Le soir, Shuerman Mountain. Superbe sentier qui monte au sommet de la colline puis continue sur un quart de mile pour dominer Cathedral Rock et toute la vallée à ses pieds.



J 7 – 20 mai

Nous quittons le Sugarloaf où nous étions si bien, ainsi que son propriétaire silencieux.

En remontant Oak Creek Canyon nous pique-niquons au bord de l'eau. Les pentes boisées sont abruptes et nous nous faisons la remarque que s'il y avait le feu, avec le vent incessant qui nous poursuit depuis le Nouveau-Mexique, ça pourrait être catastrophique. On ne croyait pas si bien dire, et la suite confirmera nos craintes...

Loooongue route, ou plutôt autoroute, pour Havasupai... Ça n'en finit pas... Sortie pour Seligman, sur la Route 66, puis bifurcation à droite sur la Route 18. Jusqu'au Hualapai Hilltop, il y a encore 100 km de route déserte, de longues lignes droites sur le plateau, entrecoupées de courbes qui sinuent à travers les collines de genévriers. Et, toujours, le ciel immense.

Avant d'arriver, on sent le gouffre du canyon, tout comme on sent la mer avant de la voir. Le vide est quasi palpable, il manque quelque chose au-dessous mais c'est pourtant au-dessus que cela se passe. Les voitures – vides – s'alignent les unes derrière les autres au pied de la paroi sur un bon kilomètre jusqu'au parking bondé, et là, miracle, à quelques mètres du départ du sentier, il y a juste une place pour nous entre deux 4 x 4. Nous sommes quasi seuls...

Le cheval du gardien qui habite une petite maison de bois plantée au bord du vide broute avec délicatesse le gravier poussiéreux.

Derrière lui s’ouvre, magnifique, le canyon du Colorado…



J 8 - 21 mai

Réveil à 5 h 30, après une nuit dans le silence du monde... Le Kio Sorento est finalement plus long que ce que nous pensions et nous avons relativement bien dormi, même si nos pieds touchaient la porte du coffre.

La vue est magnifique, mais il faut faire attention où on met les pieds durant toute la descente, très raide, car ce sont en partie des marches couvertes de gravier extrêmement glissant.

On arrive ensuite dans une vallée relativement plate avant d'entrer dans le canyon, splendide, qui vaut à lui tout seul de se rendre au village de Supai.

On commence à apercevoir les premiers peupliers, c'est bon signe...



Nous croisons maintenant régulièrement des trains de mules. Il ne fait pas bon être mule – ou cheval, il y en a également – par ici. Elles passent leurs journées à monter et descendre dans le canyon, croulant sous la charge, liées à la mule précédente par une corde et parfois harcelées et incendiées pour augmenter l’allure. Curieusement, ce sont les Supais les plus gros, pour ne pas dire obèses, les plus désagréables avec elles.

Un panneau, « Vous êtes presque arrivés », oui, sauf que ça n'en finit pas, le sentier se coule sous les peupliers, le long d'un petit canal de dérivation. C'est très agréable, d'accord, mais on commence à en avoir plein les baskets et on a hâte d'arriver.

Enfin, nous arrivons au village, dominé par deux monolithes, the Watchers, et entouré de plusieurs rangées de barbelé, sans doute pour que les bêtes ne prennent pas la poudre d'escampette.

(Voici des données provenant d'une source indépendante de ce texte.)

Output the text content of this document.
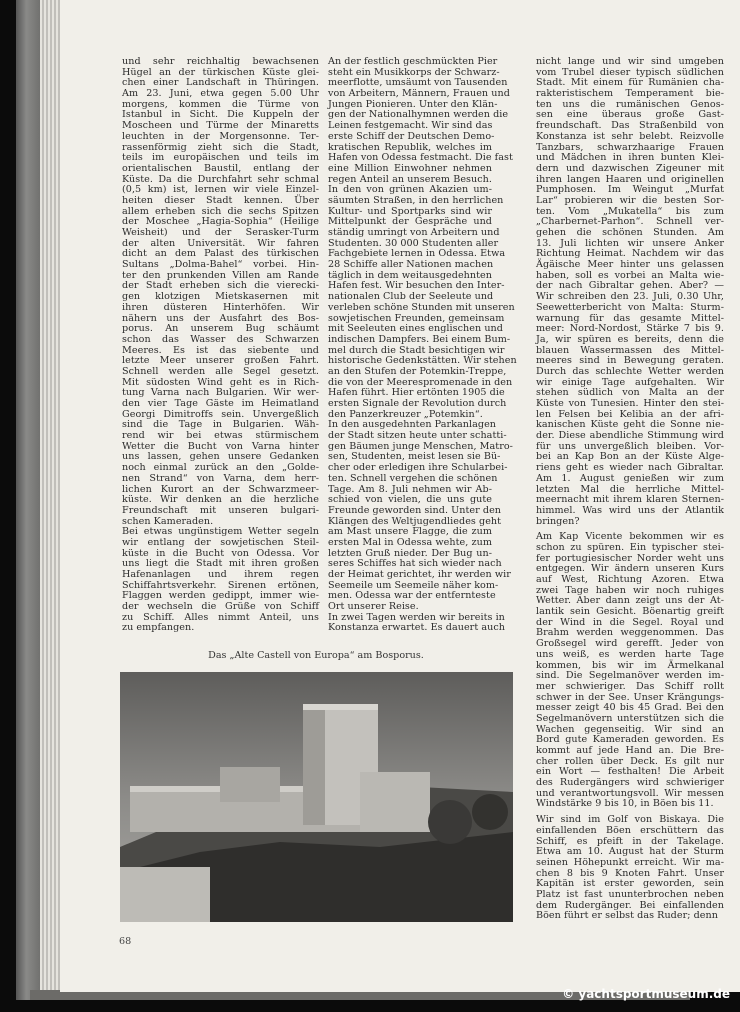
und sehr reichhaltig bewachsenen
Hügel an der türkischen Küste glei-
chen einer Landschaft in Thüringen.
Am 23. Juni, etwa gegen 5.00 Uhr
morgens, kommen die Türme von
Istanbul in Sicht. Die Kuppeln der
Moscheen und Türme der Minaretts
leuchten in der Morgensonne. Ter-
rassenförmig zieht sich die Stadt,
teils im europäischen und teils im
orientalischen Baustil, entlang der
Küste. Da die Durchfahrt sehr schmal
(0,5 km) ist, lernen wir viele Einzel-
heiten dieser Stadt kennen. Über
allem erheben sich die sechs Spitzen
der Moschee „Hagia-Sophia“ (Heilige
Weisheit) und der Serasker-Turm
der alten Universität. Wir fahren
dicht an dem Palast des türkischen
Sultans „Dolma-Bahel“ vorbei. Hin-
ter den prunkenden Villen am Rande
der Stadt erheben sich die vierecki-
gen klotzigen Mietskasernen mit
ihren düsteren Hinterhöfen. Wir
nähern uns der Ausfahrt des Bos-
porus. An unserem Bug schäumt
schon das Wasser des Schwarzen
Meeres. Es ist das siebente und
letzte Meer unserer großen Fahrt.
Schnell werden alle Segel gesetzt.
Mit südosten Wind geht es in Rich-
tung Varna nach Bulgarien. Wir wer-
den vier Tage Gäste im Heimatland
Georgi Dimitroffs sein. Unvergeßlich
sind die Tage in Bulgarien. Wäh-
rend wir bei etwas stürmischem
Wetter die Bucht von Varna hinter
uns lassen, gehen unsere Gedanken
noch einmal zurück an den „Golde-
nen Strand“ von Varna, dem herr-
lichen Kurort an der Schwarzmeer-
küste. Wir denken an die herzliche
Freundschaft mit unseren bulgari-
schen Kameraden.
Bei etwas ungünstigem Wetter segeln
wir entlang der sowjetischen Steil-
küste in die Bucht von Odessa. Vor
uns liegt die Stadt mit ihren großen
Hafenanlagen und ihrem regen
Schiffahrtsverkehr. Sirenen ertönen,
Flaggen werden gedippt, immer wie-
der wechseln die Grüße von Schiff
zu Schiff. Alles nimmt Anteil, uns
zu empfangen.
An der festlich geschmückten Pier
steht ein Musikkorps der Schwarz-
meerflotte, umsäumt von Tausenden
von Arbeitern, Männern, Frauen und
Jungen Pionieren. Unter den Klän-
gen der Nationalhymnen werden die
Leinen festgemacht. Wir sind das
erste Schiff der Deutschen Demo-
kratischen Republik, welches im
Hafen von Odessa festmacht. Die fast
eine Million Einwohner nehmen
regen Anteil an unserem Besuch.
In den von grünen Akazien um-
säumten Straßen, in den herrlichen
Kultur- und Sportparks sind wir
Mittelpunkt der Gespräche und
ständig umringt von Arbeitern und
Studenten. 30 000 Studenten aller
Fachgebiete lernen in Odessa. Etwa
28 Schiffe aller Nationen machen
täglich in dem weitausgedehnten
Hafen fest. Wir besuchen den Inter-
nationalen Club der Seeleute und
verleben schöne Stunden mit unseren
sowjetischen Freunden, gemeinsam
mit Seeleuten eines englischen und
indischen Dampfers. Bei einem Bum-
mel durch die Stadt besichtigen wir
historische Gedenkstätten. Wir stehen
an den Stufen der Potemkin-Treppe,
die von der Meerespromenade in den
Hafen führt. Hier ertönten 1905 die
ersten Signale der Revolution durch
den Panzerkreuzer „Potemkin“.
In den ausgedehnten Parkanlagen
der Stadt sitzen heute unter schatti-
gen Bäumen junge Menschen, Matro-
sen, Studenten, meist lesen sie Bü-
cher oder erledigen ihre Schularbei-
ten. Schnell vergehen die schönen
Tage. Am 8. Juli nehmen wir Ab-
schied von vielen, die uns gute
Freunde geworden sind. Unter den
Klängen des Weltjugendliedes geht
am Mast unsere Flagge, die zum
ersten Mal in Odessa wehte, zum
letzten Gruß nieder. Der Bug un-
seres Schiffes hat sich wieder nach
der Heimat gerichtet, ihr werden wir
Seemeile um Seemeile näher kom-
men. Odessa war der entfernteste
Ort unserer Reise.
In zwei Tagen werden wir bereits in
Konstanza erwartet. Es dauert auch
nicht lange und wir sind umgeben
vom Trubel dieser typisch südlichen
Stadt. Mit einem für Rumänien cha-
rakteristischem Temperament bie-
ten uns die rumänischen Genos-
sen eine überaus große Gast-
freundschaft. Das Straßenbild von
Konstanza ist sehr belebt. Reizvolle
Tanzbars, schwarzhaarige Frauen
und Mädchen in ihren bunten Klei-
dern und dazwischen Zigeuner mit
ihren langen Haaren und originellen
Pumphosen. Im Weingut „Murfat
Lar“ probieren wir die besten Sor-
ten. Vom „Mukatella“ bis zum
„Charbernet-Parhon“. Schnell ver-
gehen die schönen Stunden. Am
13. Juli lichten wir unsere Anker
Richtung Heimat. Nachdem wir das
Ägäische Meer hinter uns gelassen
haben, soll es vorbei an Malta wie-
der nach Gibraltar gehen. Aber? —
Wir schreiben den 23. Juli, 0.30 Uhr,
Seewetterbericht von Malta: Sturm-
warnung für das gesamte Mittel-
meer: Nord-Nordost, Stärke 7 bis 9.
Ja, wir spüren es bereits, denn die
blauen Wassermassen des Mittel-
meeres sind in Bewegung geraten.
Durch das schlechte Wetter werden
wir einige Tage aufgehalten. Wir
stehen südlich von Malta an der
Küste von Tunesien. Hinter den stei-
len Felsen bei Kelibia an der afri-
kanischen Küste geht die Sonne nie-
der. Diese abendliche Stimmung wird
für uns unvergeßlich bleiben. Vor-
bei an Kap Bon an der Küste Alge-
riens geht es wieder nach Gibraltar.
Am 1. August genießen wir zum
letzten Mal die herrliche Mittel-
meernacht mit ihrem klaren Sternen-
himmel. Was wird uns der Atlantik
bringen?
Am Kap Vicente bekommen wir es
schon zu spüren. Ein typischer stei-
fer portugiesischer Norder weht uns
entgegen. Wir ändern unseren Kurs
auf West, Richtung Azoren. Etwa
zwei Tage haben wir noch ruhiges
Wetter. Aber dann zeigt uns der At-
lantik sein Gesicht. Böenartig greift
der Wind in die Segel. Royal und
Brahm werden weggenommen. Das
Großsegel wird gerefft. Jeder von
uns weiß, es werden harte Tage
kommen, bis wir im Ärmelkanal
sind. Die Segelmanöver werden im-
mer schwieriger. Das Schiff rollt
schwer in der See. Unser Krängungs-
messer zeigt 40 bis 45 Grad. Bei den
Segelmanövern unterstützen sich die
Wachen gegenseitig. Wir sind an
Bord gute Kameraden geworden. Es
kommt auf jede Hand an. Die Bre-
cher rollen über Deck. Es gilt nur
ein Wort — festhalten! Die Arbeit
des Rudergängers wird schwieriger
und verantwortungsvoll. Wir messen
Windstärke 9 bis 10, in Böen bis 11.
Wir sind im Golf von Biskaya. Die
einfallenden Böen erschüttern das
Schiff, es pfeift in der Takelage.
Etwa am 10. August hat der Sturm
seinen Höhepunkt erreicht. Wir ma-
chen 8 bis 9 Knoten Fahrt. Unser
Kapitän ist erster geworden, sein
Platz ist fast ununterbrochen neben
dem Rudergänger. Bei einfallenden
Böen führt er selbst das Ruder; denn
Das „Alte Castell von Europa“ am Bosporus.
68
© yachtsportmuseum.de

Ah, mais il ne faut pas croire que c'est gagné, non, un chemin le contourne entièrement. Je demande à une Supai où se trouve le lodge et je n'ai pas le temps de finir de poser ma question qu'elle se met à me rouler des yeux de Nosferatu et à hurler je ne sais quoi... Bon, celle-ci est apparemment complètement à l'ouest...

Heureusement, le lodge est tout près. Nous entrons... Il n'y a personne... Au bout de quelques minutes, nous nous rendons compte qu’une femme est assise derrière le comptoir, juste au-dessous de nous, qui nous ignore totalement. Quand elle voit que nous l'avons repérée, sans nous dire bonjour ni même nous jeter un regard, elle nous dit, en pointant du doigt la pendule accrochée au mur derrière elle: « Check-in à 1 heure, il est 10 heures ! » Interloqués, nous lui demandons s'il n'y a pas une chambre de faite mais elle se contente de répondre : « Check-in à 1 heure, il est 10 heures ! » Nous nous asseyons dans les fauteuils de l'office, plutôt furieux d'un tel accueil, mais cinq minutes plus tard elle se lève et nous ordonne : « Outside ! Je vais chercher de l'argent! » Nous lui faisons répéter, croyant avoir mal entendu, et elle nous dit une nouvelle fois: « Outside! » Nous sommes hors de nous et partons en claquant la porte tellement fort que j'ai bien cru qu'elle sortait de ses gonds!

Une fois dehors, nous nous asseyons, bien décidés à attendre son retour, qui s'éternise, car en fait elle voulait juste qu'on s'en aille et a inventé un prétexte pour nous mettre dehors. Il faut savoir que le lodge ferme à 5 heures, que lorsqu'on vient de faire 16 km à pied on n'a pas envie de faire un aller-retour aux chutes avec les sacs sur le dos – ce qui représente quand même, pour les plus éloignées, 10 miles supplémentaires (16 km) et 4 pour Havasu –, puis revenir faire le check-in à 1 heure et repartir de nouveau pour les chutes! Donc nous attendons, et pendant ce temps un Supai d'une trentaine d'années, grand et mince – ce qui est rarissime et mérite d'être signalé –, passe et repasse, étonné que ce soit fermé. Puis la femme revient vers 11 heures en nous jetant un regard noir et, des fois qu'on n'aurait toujours pas compris, nous lance au passage : « Check-in: 1 heure !! » Heureusement, le même Supai entre peu après elle et ressort avec la formule magique: nous pouvons prendre la chambre ! Ouuuuuf ! Tandis qu'on attendait, deux jeunes Belges sont arrivés et ont trouvé porte close. Au bout d'un moment, ils ont choisi de repartir aux chutes et nous les retrouverons plus tard à Havasu Falls.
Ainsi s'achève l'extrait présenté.